For this I photographed some step-by-step recipes which looked rather awful.

Then I came accross Hélène Dujardin's book "Plate to pixel".

My next try was at a birthdaycard for a friend which was to capture a birthday table with wine and cake.

Here a some samples.

Feel free to comment and criticise (but keep in mind, it was my first try ).

Best,
Fidi

PS
My first try on my blog --- not very inspiring...:x


----------



## PapaMatt (May 1, 2012)

Wow, over 70 views and no quotes? I think the white balance is off on both, changed this one a bit?


----------



## Balmiesgirl (May 1, 2012)

PapaMatt said:
			
		

> Wow, over 70 views and no quotes?



lol... When u can't say something nice  .........
Ok sorry...
 I think they are too busy, but that is a personal preference.
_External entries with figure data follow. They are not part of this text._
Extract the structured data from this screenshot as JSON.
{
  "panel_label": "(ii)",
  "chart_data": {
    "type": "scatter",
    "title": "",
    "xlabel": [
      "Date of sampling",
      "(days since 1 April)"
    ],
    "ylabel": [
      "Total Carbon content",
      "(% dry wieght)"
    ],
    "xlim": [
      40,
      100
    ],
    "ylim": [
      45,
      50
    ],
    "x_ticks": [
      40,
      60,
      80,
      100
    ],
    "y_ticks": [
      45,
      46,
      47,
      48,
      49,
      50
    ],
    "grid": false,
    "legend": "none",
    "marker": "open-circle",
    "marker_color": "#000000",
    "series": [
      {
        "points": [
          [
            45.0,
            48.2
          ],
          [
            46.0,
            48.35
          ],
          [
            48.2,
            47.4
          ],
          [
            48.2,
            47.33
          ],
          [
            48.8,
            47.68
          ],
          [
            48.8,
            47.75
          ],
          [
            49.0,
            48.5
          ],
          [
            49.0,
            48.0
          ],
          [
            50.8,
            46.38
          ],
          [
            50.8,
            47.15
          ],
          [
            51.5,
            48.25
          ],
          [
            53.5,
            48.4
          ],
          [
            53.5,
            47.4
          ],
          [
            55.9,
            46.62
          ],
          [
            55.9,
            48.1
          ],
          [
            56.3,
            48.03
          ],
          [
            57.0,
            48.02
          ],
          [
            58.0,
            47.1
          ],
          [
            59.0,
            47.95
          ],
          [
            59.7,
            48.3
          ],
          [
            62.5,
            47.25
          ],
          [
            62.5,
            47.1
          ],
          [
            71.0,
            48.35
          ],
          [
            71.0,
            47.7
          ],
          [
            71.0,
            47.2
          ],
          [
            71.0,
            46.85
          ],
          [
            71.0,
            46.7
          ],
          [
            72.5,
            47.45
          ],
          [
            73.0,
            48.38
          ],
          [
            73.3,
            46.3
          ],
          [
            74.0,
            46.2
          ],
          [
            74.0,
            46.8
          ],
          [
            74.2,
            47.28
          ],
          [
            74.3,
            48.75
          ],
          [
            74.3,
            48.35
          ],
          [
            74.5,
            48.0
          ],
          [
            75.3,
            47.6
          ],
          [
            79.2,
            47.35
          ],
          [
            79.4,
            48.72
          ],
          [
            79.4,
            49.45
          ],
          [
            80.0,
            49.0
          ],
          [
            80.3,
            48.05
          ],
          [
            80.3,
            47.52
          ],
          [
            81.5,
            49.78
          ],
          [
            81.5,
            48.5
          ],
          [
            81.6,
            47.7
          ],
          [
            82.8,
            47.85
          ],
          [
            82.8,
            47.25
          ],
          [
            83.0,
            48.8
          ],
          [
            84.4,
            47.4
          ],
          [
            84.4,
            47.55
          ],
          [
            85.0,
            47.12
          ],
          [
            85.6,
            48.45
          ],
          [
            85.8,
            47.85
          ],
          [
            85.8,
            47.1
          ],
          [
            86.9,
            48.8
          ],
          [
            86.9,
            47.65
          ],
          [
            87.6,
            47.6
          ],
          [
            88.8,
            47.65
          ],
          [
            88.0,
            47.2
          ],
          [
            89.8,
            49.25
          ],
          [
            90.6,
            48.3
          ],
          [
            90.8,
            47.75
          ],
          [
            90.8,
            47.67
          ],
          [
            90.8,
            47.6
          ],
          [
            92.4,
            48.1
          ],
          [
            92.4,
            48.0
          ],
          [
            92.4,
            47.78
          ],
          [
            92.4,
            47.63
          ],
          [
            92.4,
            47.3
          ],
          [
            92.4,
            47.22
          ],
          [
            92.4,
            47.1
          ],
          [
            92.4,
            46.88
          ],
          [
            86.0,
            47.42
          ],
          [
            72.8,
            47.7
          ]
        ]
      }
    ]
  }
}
The white balance does seem slightly off. But basically I would try to simplify it or get in closer and choose one main element.


----------



## o hey tyler (May 1, 2012)

I think there's too many competing elements in my opinion. Also, for food photography (and a lot of other forms of photography) I prefer a longer focal length to get a more realistic perspective on the food with the least amount of distortion possible. As Matt stated, the WB needs a gentle adjustment to correct the red cast. 

Here's a shot that my girlfriend and I set up after we made some Banana cupcakes with peanut butter frosting. We took this with a 30x60" softbox and a reflector using a 50mm lens on a full frame camera:


----------



## jowensphoto (May 2, 2012)

> ...we made some Banana cupcakes with peanut butter frosting.
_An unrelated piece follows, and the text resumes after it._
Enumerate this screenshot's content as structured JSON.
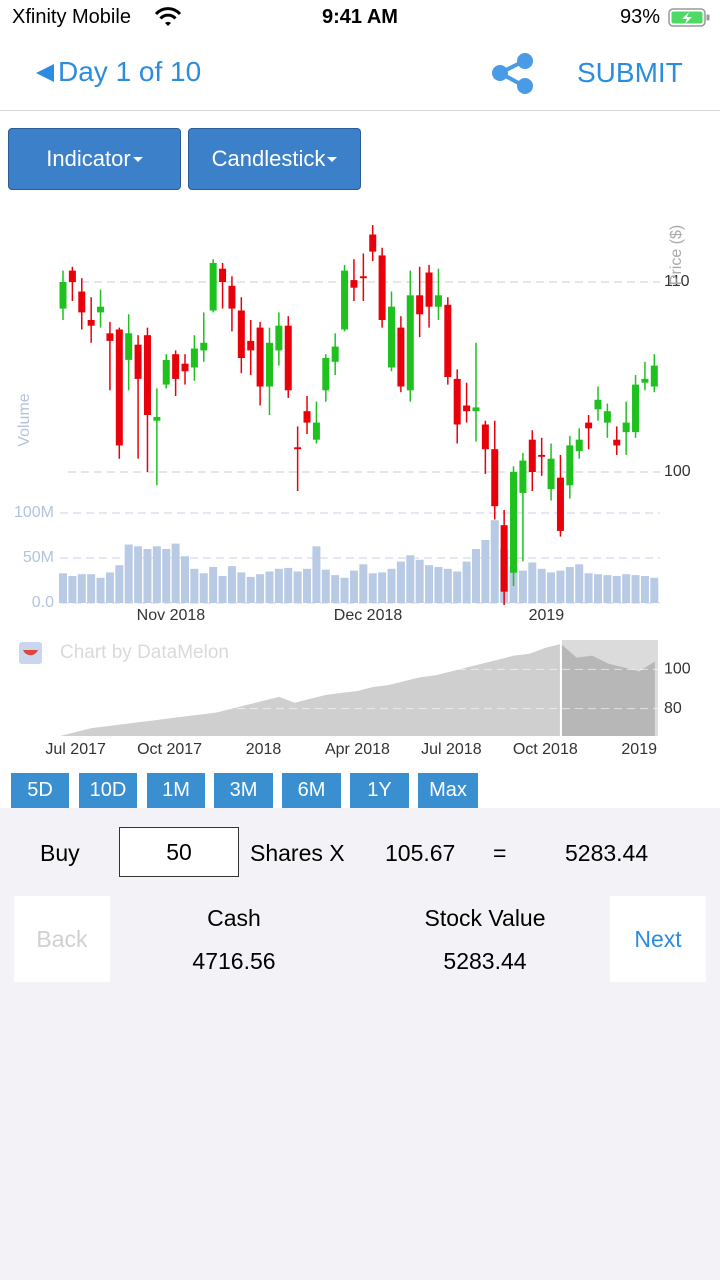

OMG. That sounds amaaaaaazing. Our local bakery has bacon with maple frosting and bacon bits on top. Yum-o.


I haven't any experience with food photography, but I think this is a time when less is more. Let the beauty of the food show through: the color, texture, shape. I think if you deconstruct the photos you posted and focus on single elements you'll have better luck.


----------



## Dillard (May 2, 2012)

I find the red background a little distracting overall


----------



## joel28 (May 2, 2012)

Where can i learn about and purchase the props?


----------



## fenderjaguar (May 2, 2012)

In all of your pictures your plates which hold the subject of your photos is cut off. The framing is all off.


----------